I find the Doctor's Data testing to be reliable given that I have done it several times after supplementing (without Doctor's Data knowing about the supplements) only to find out that those particular mineral levels were a little too high from too much supplementation at times. When I dropped the supplements completely, the levels dropped back to normal or low during the next test 6 months later.
I doubt it is coincidence that her mercury level dropped dramatically (90%) after stopping her daily canned tuna habit. Whether the cans are steel or aluminum I don't know for sure since I have not purchased it myself and run a magnet over it.

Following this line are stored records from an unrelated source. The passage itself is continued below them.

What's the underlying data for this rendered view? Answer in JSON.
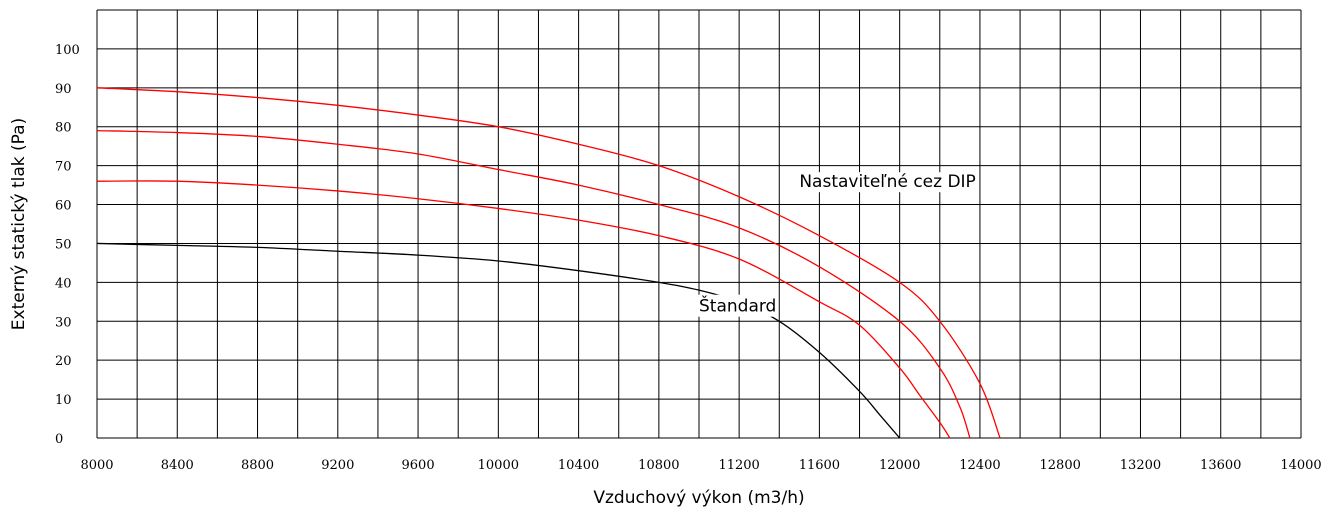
{
  "chart_data": {
    "type": "line",
    "xlabel": "Vzduchový výkon (m3/h)",
    "ylabel": "Externý statický tlak (Pa)",
    "xlim": [
      8000,
      14000
    ],
    "ylim": [
      0,
      110
    ],
    "x_ticks": [
      8000,
      8400,
      8800,
      9200,
      9600,
      10000,
      10400,
      10800,
      11200,
      11600,
      12000,
      12400,
      12800,
      13200,
      13600,
      14000
    ],
    "y_ticks": [
      0,
      10,
      20,
      30,
      40,
      50,
      60,
      70,
      80,
      90,
      100
    ],
    "grid": true,
    "colors": {
      "standard": "#000000",
      "adjustable": "#ff0000"
    },
    "series": [
      {
        "color": "#000000",
        "x": [
          8000,
          8400,
          8800,
          9200,
          9600,
          10000,
          10400,
          10800,
          11000,
          11200,
          11400,
          11600,
          11800,
          11900,
          12000
        ],
        "y": [
          50,
          49.5,
          49,
          48,
          47,
          45.5,
          43,
          40,
          38,
          35,
          30,
          22,
          12,
          6,
          0
        ]
      },
      {
        "color": "#ff0000",
        "x": [
          8000,
          8400,
          8800,
          9200,
          9600,
          10000,
          10400,
          10800,
          11200,
          11600,
          11800,
          12000,
          12100,
          12200,
          12250
        ],
        "y": [
          66,
          66,
          65,
          63.5,
          61.5,
          59,
          56,
          52,
          46,
          35,
          29,
          18,
          11,
          4,
          0
        ]
      },
      {
        "color": "#ff0000",
        "x": [
          8000,
          8400,
          8800,
          9200,
          9600,
          10000,
          10400,
          10800,
          11200,
          11600,
          12000,
          12200,
          12300,
          12350
        ],
        "y": [
          79,
          78.5,
          77.5,
          75.5,
          73,
          69,
          65,
          60,
          54,
          44,
          30,
          18,
          8,
          0
        ]
      },
      {
        "color": "#ff0000",
        "x": [
          8000,
          8400,
          8800,
          9200,
          9600,
          10000,
          10400,
          10800,
          11200,
          11600,
          12000,
          12200,
          12400,
          12500
        ],
        "y": [
          90,
          89,
          87.5,
          85.5,
          83,
          80,
          75.5,
          70,
          62,
          52,
          40,
          30,
          14,
          0
        ]
      }
    ],
    "annotations": [
      {
        "text": "Nastaviteľné cez DIP",
        "x": 11500,
        "y": 66
      },
      {
        "text": "Štandard",
        "x": 11000,
        "y": 34
      }
    ]
  }
}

Doctor's Data hair testing has identified toxicity from hair/makeup products in my girlfriend, which all dropped after she changed to more natural makeup. Mercury levels in my mother. Supplement levels in myself. And perhaps, though I'm not certain of it yet, levels of toxic metals in the ocean off San Diego since my brother is a surfer there and has a particularly strong toxic metal profile (including uranium). When both my girlfriend and I used Head & Shoulders for a while our zinc numbers went through the roof. When we tried Selsun Blue, our selenium numbers went way up. I have seen far too much to believe it is simply coincidence.
I am not here to say that all hair testing is bulletproof, but ICP-MS is a robust method for distinguishing metals at minute levels. I work for the market leader in ICP-MS equipment so I am familiar with it and our customers who utilize it for diagnostic and other testing. Not all hair testing is created equal though. External contamination, washing procedures, etc can cause major issues. I've only ever used Doctor's Data so I cannot speak to the other labs and their accuracy. Hair testing for me is a very cheap and effective option that compliments my other current favorite testing procedures (Labcorp, Spectracell).